On Wednesday, in an unprecedented move, two parliamentarians of the BJP, Meenakshi Lekhi and Rahul Kaswan, ‘virtually attended’ the swearing-in ceremony of Taiwan’s President Tsai Ing-wen and sent her congratulations. Tsai was sworn in for her second term.
As most of the international travel remains suspended due to the coronavirus pandemic which originated in Wuhan city of Hubei province in China, Lekhi and Kaswan were among the 92 dignitaries, including US Secretary of State Mike Pompeo, representing 41 countries, who virtually participated in the ceremony.
Though the Indian government did not officially participate in the event, the presence of two well-known BJP MPs miffed China so much that its Foreign Ministry without naming anyone on the same day objected and hoped everyone would “support the just cause of Chinese people to oppose the secessionist activities for ‘Taiwan independence’ and realise national reunification.”
Now a counsellor (parliament) of the embassy of the People’s Republic of China (PRC) in New Delhi, Liu Bing has registered CCP’s protest against India’s participation in the ceremony by writing to both Lekhi and Kaswan. Liu Bing shared a copy of the letter with the IANS.
In his complaint, Liu called Lekhi and Kaswan’s congratulatory message to President Tsai “utterly wrong” which needs to be “corrected”.
“The one-China principle, enshrined by the UN Charter and its relevant resolutions, is a generally recognised norm in international relations and a general consensus of the international community,” he claimed.

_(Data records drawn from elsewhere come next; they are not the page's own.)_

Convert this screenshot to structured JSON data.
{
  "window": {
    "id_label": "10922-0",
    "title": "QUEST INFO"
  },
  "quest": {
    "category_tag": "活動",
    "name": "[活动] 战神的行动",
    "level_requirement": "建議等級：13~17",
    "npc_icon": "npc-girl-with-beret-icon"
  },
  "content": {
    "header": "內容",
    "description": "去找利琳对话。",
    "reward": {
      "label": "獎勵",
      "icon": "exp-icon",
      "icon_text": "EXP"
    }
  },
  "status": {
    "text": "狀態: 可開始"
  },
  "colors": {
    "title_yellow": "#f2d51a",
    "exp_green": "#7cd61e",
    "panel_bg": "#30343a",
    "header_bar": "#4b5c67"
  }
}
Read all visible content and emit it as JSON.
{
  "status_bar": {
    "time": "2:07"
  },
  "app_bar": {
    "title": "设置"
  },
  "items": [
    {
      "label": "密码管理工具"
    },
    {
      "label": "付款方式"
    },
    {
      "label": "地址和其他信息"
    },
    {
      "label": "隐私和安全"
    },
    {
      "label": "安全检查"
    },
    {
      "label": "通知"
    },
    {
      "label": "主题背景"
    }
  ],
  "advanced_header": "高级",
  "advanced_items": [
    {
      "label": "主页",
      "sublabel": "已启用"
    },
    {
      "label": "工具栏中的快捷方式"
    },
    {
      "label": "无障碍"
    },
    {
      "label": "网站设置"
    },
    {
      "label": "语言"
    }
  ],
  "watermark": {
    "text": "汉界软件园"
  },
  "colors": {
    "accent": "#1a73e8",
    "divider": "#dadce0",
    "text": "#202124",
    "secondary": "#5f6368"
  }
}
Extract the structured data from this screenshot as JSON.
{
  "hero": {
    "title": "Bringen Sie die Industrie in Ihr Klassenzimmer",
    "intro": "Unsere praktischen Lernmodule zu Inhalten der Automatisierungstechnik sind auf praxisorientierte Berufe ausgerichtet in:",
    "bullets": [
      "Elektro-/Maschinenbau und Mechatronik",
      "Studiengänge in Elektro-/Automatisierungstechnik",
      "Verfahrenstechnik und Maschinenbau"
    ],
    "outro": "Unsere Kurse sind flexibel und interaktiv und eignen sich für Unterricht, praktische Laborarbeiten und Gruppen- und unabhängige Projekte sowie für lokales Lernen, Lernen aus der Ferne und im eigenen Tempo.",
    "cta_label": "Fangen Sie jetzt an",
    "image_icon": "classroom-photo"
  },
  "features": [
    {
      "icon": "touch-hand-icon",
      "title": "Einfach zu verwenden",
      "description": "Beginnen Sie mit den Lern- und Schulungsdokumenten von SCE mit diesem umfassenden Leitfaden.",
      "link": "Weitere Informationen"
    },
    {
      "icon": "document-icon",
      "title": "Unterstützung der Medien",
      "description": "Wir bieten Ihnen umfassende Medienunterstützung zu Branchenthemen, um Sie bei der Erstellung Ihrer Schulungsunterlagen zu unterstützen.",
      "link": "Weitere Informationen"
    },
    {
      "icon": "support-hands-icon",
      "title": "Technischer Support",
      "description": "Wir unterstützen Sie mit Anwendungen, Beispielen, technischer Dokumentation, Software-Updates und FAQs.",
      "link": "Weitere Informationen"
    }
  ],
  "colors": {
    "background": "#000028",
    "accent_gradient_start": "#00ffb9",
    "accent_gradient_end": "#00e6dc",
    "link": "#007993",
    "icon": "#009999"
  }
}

Liu Bing reminded the parliamentarians that “the Indian governments have pledged to adhere to one-China principle since the bilateral ties were established seventy years ago.”
“Any wrong signals” including the message of congratulation to President Tsai, Liu warned, “will encourage those separatists to go even farther on the wrong and dangerous track, which would ultimately undermine the peace and prosperity of the region.”

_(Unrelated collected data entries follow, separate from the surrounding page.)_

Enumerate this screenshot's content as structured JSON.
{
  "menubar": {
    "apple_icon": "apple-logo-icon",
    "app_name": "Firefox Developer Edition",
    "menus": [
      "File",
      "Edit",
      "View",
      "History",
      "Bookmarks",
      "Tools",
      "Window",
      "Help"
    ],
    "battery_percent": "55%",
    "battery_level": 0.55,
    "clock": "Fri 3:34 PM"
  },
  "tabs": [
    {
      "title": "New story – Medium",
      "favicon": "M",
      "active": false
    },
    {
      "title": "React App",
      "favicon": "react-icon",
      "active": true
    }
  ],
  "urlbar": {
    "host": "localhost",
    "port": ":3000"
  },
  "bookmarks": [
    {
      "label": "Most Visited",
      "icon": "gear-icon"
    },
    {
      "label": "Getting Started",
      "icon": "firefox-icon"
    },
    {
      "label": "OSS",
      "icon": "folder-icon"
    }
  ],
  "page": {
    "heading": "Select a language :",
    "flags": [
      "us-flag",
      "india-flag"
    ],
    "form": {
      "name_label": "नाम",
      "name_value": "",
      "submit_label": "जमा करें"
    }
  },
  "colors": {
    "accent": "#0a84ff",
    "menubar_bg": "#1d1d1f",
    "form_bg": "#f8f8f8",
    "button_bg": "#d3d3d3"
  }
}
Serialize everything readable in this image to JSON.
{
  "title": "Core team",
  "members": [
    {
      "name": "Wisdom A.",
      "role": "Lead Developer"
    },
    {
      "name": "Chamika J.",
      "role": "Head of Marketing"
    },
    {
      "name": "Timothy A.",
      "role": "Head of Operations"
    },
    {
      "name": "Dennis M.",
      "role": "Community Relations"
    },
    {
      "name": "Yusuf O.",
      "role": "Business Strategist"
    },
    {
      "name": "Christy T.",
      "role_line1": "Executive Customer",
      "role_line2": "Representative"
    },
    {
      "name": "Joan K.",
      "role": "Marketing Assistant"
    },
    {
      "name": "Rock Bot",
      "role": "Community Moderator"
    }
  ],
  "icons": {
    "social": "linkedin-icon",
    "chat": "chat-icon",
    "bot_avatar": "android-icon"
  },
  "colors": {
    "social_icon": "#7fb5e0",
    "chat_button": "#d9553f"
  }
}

He strongly urged the BJP parliamentarians to “refrain from such acts and instead do good to support China’s great cause of unification.”
Describing President Tsai as “the locally elected leader in China’s Taiwan Province”, Liu said that “unfortunately, the authority led by her in Taiwan province has refused to accept the ‘1992 consensus’ that both sides of the Taiwan Straits belong to one China and will work together towards national unification.”
“On the contrary, Madam Tsai has never renounced to seek ‘Taiwan Independence’ and kept engaged in separatist activities in one way or the other,” he wrote in the letter.
Since the Communist Party of China gained control of the mainland China in 1949, pushing out the Republic of China (ROC) government to the island state of Taiwan, the political status of Taiwan has remained uncertain. The ROC was replaced by the PRC’s membership at the UN in 1971. The PRC refuses diplomatic ties with countries that recognise Taiwan as an independent state.